ALTERNATIVE TO THE BANKING: CHOP, HUNDI, HAWALA


There is an argument for saying that parallel banking is defined not by activity but by whether the activities are conducted by a regulated business. Banks have three essential functions - warehousing savings, lending money and settling obligations between customers. Advisory services are, in essence, developments or broking of one of these three. Parallel bankers strip out the basics and perform only one or more of those three functions.

It follows, then, that when we use the term parallel banking, we are not talking about any business activity different from that which is done by your retail banker whose business is to take your money and keep it until you want it back (warehousing), to pool it with the money he receives from all his other customers and then to lend it to customers that will pay a fee for the use of it (lending) and to assess the risk attached to that lending decision (broking).

However, your retail banker is subject to a considerable body of rules and regulations that govern his relationship with you, his relationship with his customers, his relationship with the state that grants him a licence to operate as a bank, and supervises the conduct of his business. Where that system of regulation and supervision breaks down - or is ill formed in the first place - fraud is simple and bank collapses are frequent.

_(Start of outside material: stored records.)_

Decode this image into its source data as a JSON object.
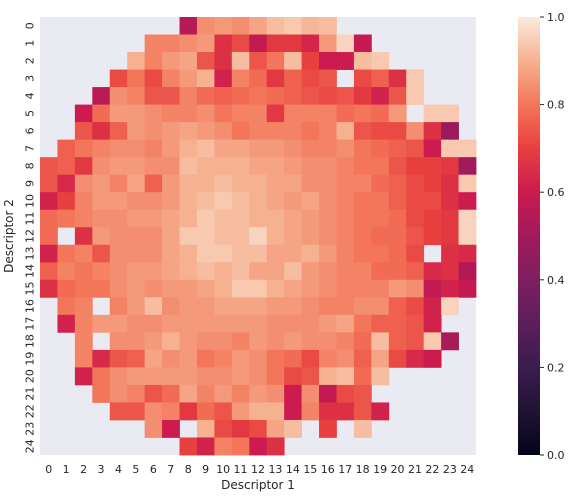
{
  "chart_data": {
    "type": "heatmap",
    "title": "",
    "xlabel": "Descriptor 1",
    "ylabel": "Descriptor 2",
    "x_ticks": [
      "0",
      "1",
      "2",
      "3",
      "4",
      "5",
      "6",
      "7",
      "8",
      "9",
      "10",
      "11",
      "12",
      "13",
      "14",
      "15",
      "16",
      "17",
      "18",
      "19",
      "20",
      "21",
      "22",
      "23",
      "24"
    ],
    "y_ticks": [
      "0",
      "1",
      "2",
      "3",
      "4",
      "5",
      "6",
      "7",
      "8",
      "9",
      "10",
      "11",
      "12",
      "13",
      "14",
      "15",
      "16",
      "17",
      "18",
      "19",
      "20",
      "21",
      "22",
      "23",
      "24"
    ],
    "colorbar": {
      "min": 0.0,
      "max": 1.0,
      "ticks": [
        "0.0",
        "0.2",
        "0.4",
        "0.6",
        "0.8",
        "1.0"
      ],
      "colormap": "rocket"
    },
    "missing_color": "#eaeaf2",
    "values": [
      [
        null,
        null,
        null,
        null,
        null,
        null,
        null,
        null,
        0.55,
        0.84,
        0.86,
        0.84,
        0.88,
        0.92,
        0.94,
        0.91,
        0.92,
        null,
        null,
        null,
        null,
        null,
        null,
        null,
        null
      ],
      [
        null,
        null,
        null,
        null,
        null,
        null,
        0.82,
        0.82,
        0.84,
        0.86,
        0.66,
        0.72,
        0.58,
        0.68,
        0.68,
        0.63,
        0.86,
        0.96,
        0.58,
        null,
        null,
        null,
        null,
        null,
        null
      ],
      [
        null,
        null,
        null,
        null,
        null,
        0.9,
        0.82,
        0.86,
        0.88,
        0.74,
        0.66,
        0.92,
        0.74,
        0.8,
        0.92,
        0.7,
        0.6,
        0.6,
        0.92,
        0.94,
        null,
        null,
        null,
        null,
        null
      ],
      [
        null,
        null,
        null,
        null,
        0.72,
        0.8,
        0.72,
        0.82,
        0.86,
        0.9,
        0.62,
        0.82,
        0.78,
        0.68,
        0.76,
        0.72,
        0.74,
        null,
        0.72,
        0.76,
        0.66,
        0.94,
        null,
        null,
        null
      ],
      [
        null,
        null,
        null,
        0.56,
        0.84,
        0.82,
        0.74,
        0.74,
        0.82,
        0.78,
        0.76,
        0.78,
        0.8,
        0.78,
        0.76,
        0.74,
        0.72,
        0.74,
        0.68,
        0.62,
        0.74,
        0.94,
        null,
        null,
        null
      ],
      [
        null,
        null,
        0.6,
        0.78,
        0.86,
        0.86,
        0.84,
        0.82,
        0.82,
        0.84,
        0.8,
        0.82,
        0.82,
        0.68,
        0.82,
        0.82,
        0.82,
        0.78,
        0.8,
        0.78,
        0.86,
        null,
        0.94,
        0.94,
        null
      ],
      [
        null,
        null,
        0.74,
        0.66,
        0.76,
        0.86,
        0.84,
        0.86,
        0.88,
        0.86,
        0.84,
        0.8,
        0.82,
        0.82,
        0.82,
        0.8,
        0.82,
        0.9,
        0.74,
        0.72,
        0.72,
        0.84,
        0.66,
        0.48,
        null
      ],
      [
        null,
        0.76,
        0.8,
        0.82,
        0.84,
        0.84,
        0.82,
        0.86,
        0.9,
        0.92,
        0.88,
        0.88,
        0.86,
        0.86,
        0.84,
        0.82,
        0.82,
        0.84,
        0.8,
        0.78,
        0.76,
        0.74,
        0.6,
        0.94,
        0.94
      ],
      [
        0.74,
        0.76,
        0.68,
        0.84,
        0.86,
        0.86,
        0.84,
        0.84,
        0.92,
        0.9,
        0.9,
        0.9,
        0.88,
        0.88,
        0.86,
        0.84,
        0.84,
        0.82,
        0.8,
        0.8,
        0.74,
        0.7,
        0.7,
        0.68,
        0.5
      ],
      [
        0.74,
        0.64,
        0.84,
        0.86,
        0.82,
        0.88,
        0.76,
        0.86,
        0.9,
        0.9,
        0.92,
        0.9,
        0.9,
        0.88,
        0.88,
        0.84,
        0.84,
        0.82,
        0.82,
        0.78,
        0.76,
        0.72,
        0.7,
        0.66,
        0.94
      ],
      [
        0.62,
        0.7,
        0.82,
        0.86,
        0.86,
        0.84,
        0.84,
        0.86,
        0.9,
        0.92,
        0.94,
        0.92,
        0.9,
        0.88,
        0.86,
        0.88,
        0.84,
        0.82,
        0.8,
        0.8,
        0.76,
        0.72,
        0.72,
        0.66,
        0.6
      ],
      [
        0.78,
        0.8,
        0.82,
        0.84,
        0.84,
        0.86,
        0.86,
        0.88,
        0.9,
        0.94,
        0.92,
        0.92,
        0.9,
        0.9,
        0.88,
        0.86,
        0.84,
        0.82,
        0.8,
        0.8,
        0.78,
        0.72,
        0.7,
        0.68,
        0.96
      ],
      [
        0.78,
        null,
        0.66,
        0.86,
        0.84,
        0.84,
        0.84,
        0.88,
        0.94,
        0.94,
        0.92,
        0.92,
        0.96,
        0.9,
        0.88,
        0.86,
        0.84,
        0.82,
        0.8,
        0.78,
        0.78,
        0.74,
        0.7,
        0.68,
        0.96
      ],
      [
        0.62,
        0.8,
        0.82,
        0.74,
        0.84,
        0.84,
        0.84,
        0.88,
        0.9,
        0.94,
        0.94,
        0.92,
        0.92,
        0.88,
        0.88,
        0.9,
        0.86,
        0.82,
        0.8,
        0.8,
        0.78,
        0.72,
        null,
        0.66,
        0.64
      ],
      [
        0.76,
        0.82,
        0.8,
        0.82,
        0.84,
        0.86,
        0.86,
        0.88,
        0.9,
        0.92,
        0.9,
        0.92,
        0.88,
        0.88,
        0.92,
        0.86,
        0.84,
        0.82,
        0.82,
        0.78,
        0.78,
        0.76,
        0.64,
        0.66,
        0.54
      ],
      [
        0.66,
        0.78,
        0.8,
        0.8,
        0.84,
        0.86,
        0.84,
        0.86,
        0.86,
        0.88,
        0.9,
        0.94,
        0.94,
        0.9,
        0.88,
        0.86,
        0.84,
        0.82,
        0.82,
        0.82,
        0.86,
        0.84,
        0.58,
        0.62,
        0.58
      ],
      [
        null,
        0.8,
        0.82,
        null,
        0.82,
        0.86,
        0.92,
        0.84,
        0.86,
        0.86,
        0.88,
        0.88,
        0.88,
        0.86,
        0.86,
        0.84,
        0.82,
        0.82,
        0.84,
        0.84,
        0.76,
        0.72,
        0.62,
        0.96,
        null
      ],
      [
        null,
        0.62,
        0.82,
        0.86,
        0.86,
        0.84,
        0.84,
        0.86,
        0.86,
        0.86,
        0.86,
        0.86,
        0.86,
        0.84,
        0.84,
        0.84,
        0.86,
        0.88,
        0.8,
        0.76,
        0.76,
        0.74,
        0.62,
        null,
        null
      ],
      [
        null,
        null,
        0.82,
        null,
        0.84,
        0.84,
        0.86,
        0.9,
        0.86,
        0.84,
        0.84,
        0.82,
        0.86,
        0.84,
        0.86,
        0.84,
        0.84,
        0.82,
        0.78,
        0.92,
        0.76,
        0.74,
        0.94,
        0.52,
        null
      ],
      [
        null,
        null,
        0.82,
        0.64,
        0.74,
        0.76,
        0.88,
        0.84,
        0.86,
        0.8,
        0.82,
        0.86,
        0.84,
        0.8,
        0.78,
        0.72,
        0.82,
        0.84,
        0.76,
        0.88,
        0.72,
        0.64,
        0.6,
        null,
        null
      ],
      [
        null,
        null,
        0.62,
        0.8,
        0.84,
        0.86,
        0.86,
        0.86,
        0.86,
        0.84,
        0.84,
        0.86,
        0.84,
        0.8,
        0.72,
        0.74,
        0.9,
        0.92,
        0.78,
        0.92,
        null,
        null,
        null,
        null,
        null
      ],
      [
        null,
        null,
        null,
        0.8,
        0.84,
        0.82,
        0.74,
        0.78,
        0.88,
        0.82,
        0.86,
        0.82,
        0.86,
        0.84,
        0.6,
        0.84,
        0.58,
        0.72,
        0.74,
        null,
        null,
        null,
        null,
        null,
        null
      ],
      [
        null,
        null,
        null,
        null,
        0.74,
        0.74,
        0.84,
        0.82,
        0.68,
        0.78,
        0.74,
        0.86,
        0.9,
        0.9,
        0.6,
        0.82,
        0.66,
        0.66,
        0.74,
        0.62,
        null,
        null,
        null,
        null,
        null
      ],
      [
        null,
        null,
        null,
        null,
        null,
        null,
        0.84,
        0.6,
        null,
        0.9,
        0.72,
        0.68,
        0.72,
        0.88,
        0.92,
        null,
        0.7,
        null,
        0.92,
        null,
        null,
        null,
        null,
        null,
        null
      ],
      [
        null,
        null,
        null,
        null,
        null,
        null,
        null,
        null,
        0.7,
        0.62,
        0.82,
        0.8,
        0.6,
        0.66,
        null,
        null,
        null,
        null,
        null,
        null,
        null,
        null,
        null,
        null,
        null
      ]
    ]
  }
}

The parallel banking industry works outside that system of regulation and supervision. In countries where a licence is required for a particular activity, and the conduct of the activity without a licence is a crime, parallel bankers are by definition criminals. But that does not make them fraudsters. There are many, many money transmitters who operate out of sight of the law, even where required to licence. They operate, often, within a close knit community, often using lines of communication built up all over the world over a period of decades - or in some cases millennia.

Some of the money transfer mechanisms (the chop, hawala, etc.) which form the basis of parallel banking were developed to enable the movement of value without the movement of money. This was so that banditry could be avoided.

Now, with the use of technology, the principles of moving value without money are available to all.